Virgin Australia is building out its internal cyber security capability with a number of roles in a spectrum of infosec and compliance domains advertised over the past month.
iTnews understands the recruitment drive is designed to reduce cyber risk by onboarding a mix of additional support positions and some newly created roles.
It is also intended to back Virgin Australia’s long-term information security strategy.
The airline said it would hire an information security governance, risk and compliance (GRC) manager to “help to grow a security conscious culture across the organisation, while ensuring that the business operates in line with an appropriate risk management profile and meets our compliance obligations.”
It also sought to boost employee training and awareness, with a specialist to “develop, renew, implement and maintain [its] information security training and awareness program to mitigate risks and ensure employees understand their role in keeping Virgin Australia secure.”
Another specialist was sought to manage third-party risk by operating a vendor security assessment process: “coordinating the gathering of data from third parties, producing risk assessments, and communicating the outcomes to stakeholders.”
The airline also sought a compliance specialist to run all aspects of PCI DSS, “engaging with business and group technology to scope delivery, ongoing maintenance and remediation activities.”
Most of these roles have since expired; however, the airline has open positions for a threat intelligence analyst and an operations engineer.
The engineer is expected, among other things, to “own the detection engineering process and maintain effective security monitoring that is aligned with Virgin Australia’s threat perception; define and execute a roadmap for establishing observability and alerting over log sources; automate repeatable processes; and to generally oversee the “security operations stack and its point solutions like the SIEM, EDR, vulnerability management tool, cloud security platform, web application firewall and mail security gateway.”

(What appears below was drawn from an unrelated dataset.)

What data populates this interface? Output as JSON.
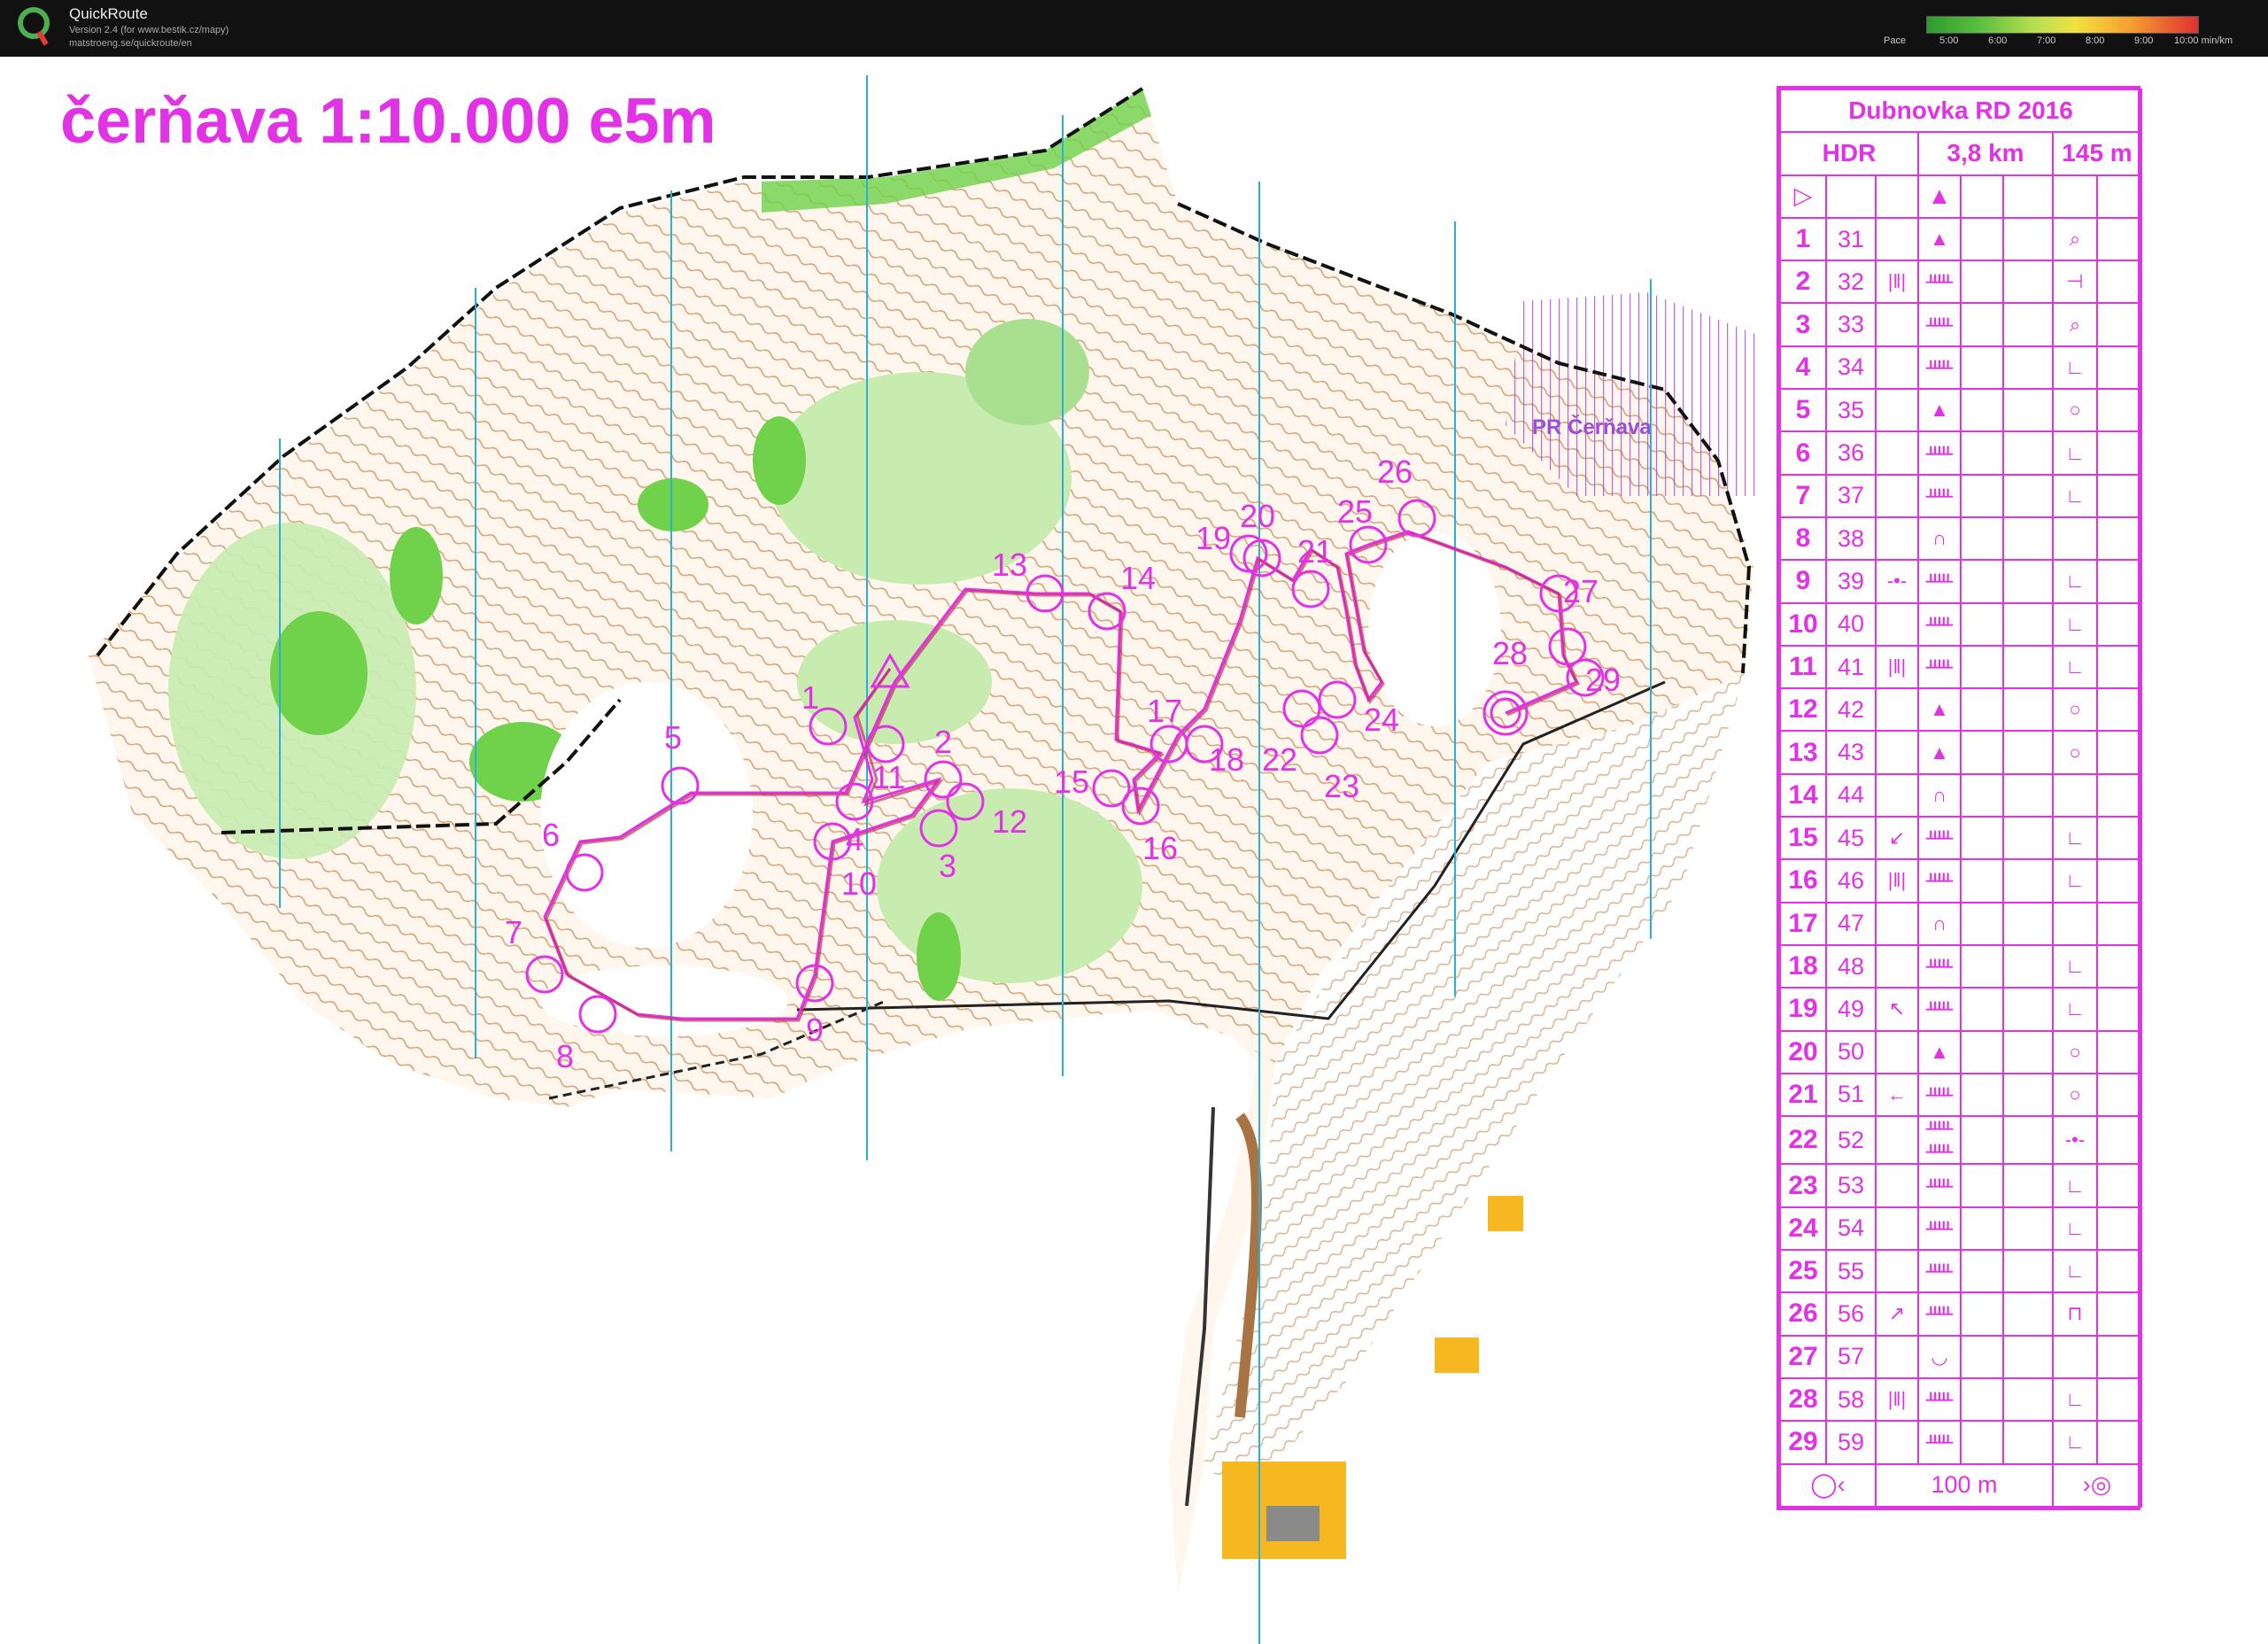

All of the new roles will report reporting to chief information officer, David Hogarth and to its head of information security, whose LinkedIn profile is partially hidden.
Its recruitment drive is intended to ensure Virgin Australia “is sufficiently supported in continuing the mitigation of risks to data, systems and services.”
Each role is expected to play a part in supporting Virgin Australia keep guest data safe and secure, as well as the systems the airline utilises in day-to-day operations.
Virgin Australia has been investing in cyber security since exiting administration in November 2020, with the latest hiring round focused on managing cyber risks and developing further capabilities.
Back in April 2021, the airline made two senior IT appointments as part of its restructuring with Mark Allen to the role of head of data platforms and Emma Taylor to the role of head of strategy and architecture.
Since stepping out from administration, Virgin Australia also ramped up modernisation efforts including building new microservices platforms, a new mobile app and a website, having rebuilt its technology stack to overcome legacy debt.